Cargo vie par FabienneGooset
Voici un court récit (une bonne centaine de pages) qui pourrait illustrer l’alliage parfait du fond et de la forme, concept très souvent cité en exemple par nos anciens professeurs de lettres. J’y suis venue un peu par hasard, à la lecture du titre qui me rappelait celui d’une chanson d’Axel Bauer « Cargo de nuit ». Comme de quoi, tous les chemins mènent à Rome... Mais la ressemblance avec Bauer s’arrête à la pure phonétique car l’atmosphère qui se dégage de ce journal de bord est avant tout d’une luminosité aveuglante.

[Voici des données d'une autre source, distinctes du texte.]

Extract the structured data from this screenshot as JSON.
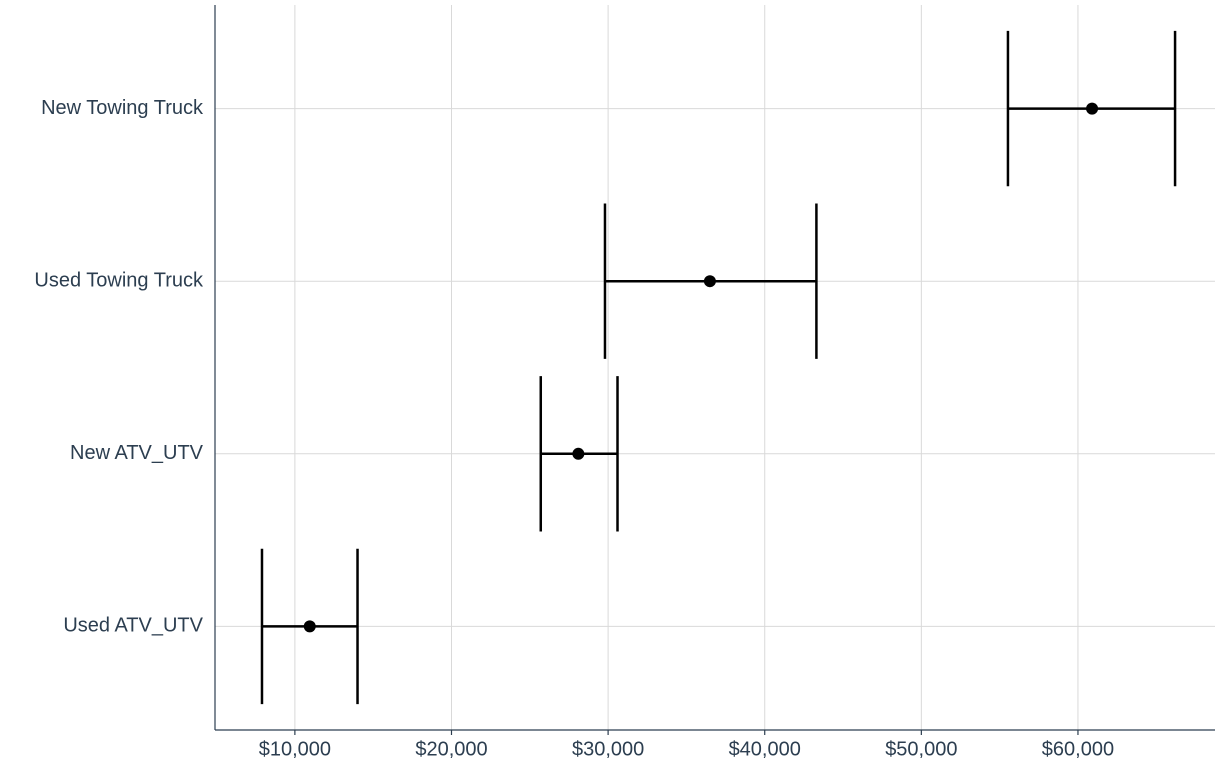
{
  "chart_data": {
    "type": "errorbar",
    "categories": [
      "Used ATV_UTV",
      "New ATV_UTV",
      "Used Towing Truck",
      "New Towing Truck"
    ],
    "values": [
      10950,
      28100,
      36500,
      60900
    ],
    "lower": [
      7900,
      25700,
      29800,
      55530
    ],
    "upper": [
      14000,
      30600,
      43300,
      66200
    ],
    "color": "#000000",
    "xlim": [
      4900,
      68750
    ],
    "xticks": [
      {
        "value": 10000,
        "label": "$10,000"
      },
      {
        "value": 20000,
        "label": "$20,000"
      },
      {
        "value": 30000,
        "label": "$30,000"
      },
      {
        "value": 40000,
        "label": "$40,000"
      },
      {
        "value": 50000,
        "label": "$50,000"
      },
      {
        "value": 60000,
        "label": "$60,000"
      }
    ],
    "grid": true
  }
}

Pourtant le narrateur annonce directement la couleur : il est atteint d’un sida avancé et souffre d’un double abandon : celui de l ‘homme de sa vie et de sa santé. Cependant, rien de larmoyant ou de révolté : Pascal de Duve nous invite à partager un optimisme qui n’est ni factice ni exagéré. Ses traits d’esprit, aussi fulgurants qu’intellectuellement savoureux, ses jeux de mots, ses jeux de sons, ses néologismes et son maniement de la langue hors du commun ajoutent encore à notre bonheur de lire un écrivain qui, même si le découragement le guette au coin de la journée, ne cesse pas pour autant de proclamer avec assurance son émerveillement quotidien devant la vie. Ce journal d’une mort annoncée ne livre pas à proprement parler de recettes miracles pour envisager la maladie ou la mort mais il interpelle, bouscule, pose les bonnes questions et oblige le lecteur à puiser au fond de lui les ressources nécessaires pour ne cesser de croire en la Vie avec un grand V.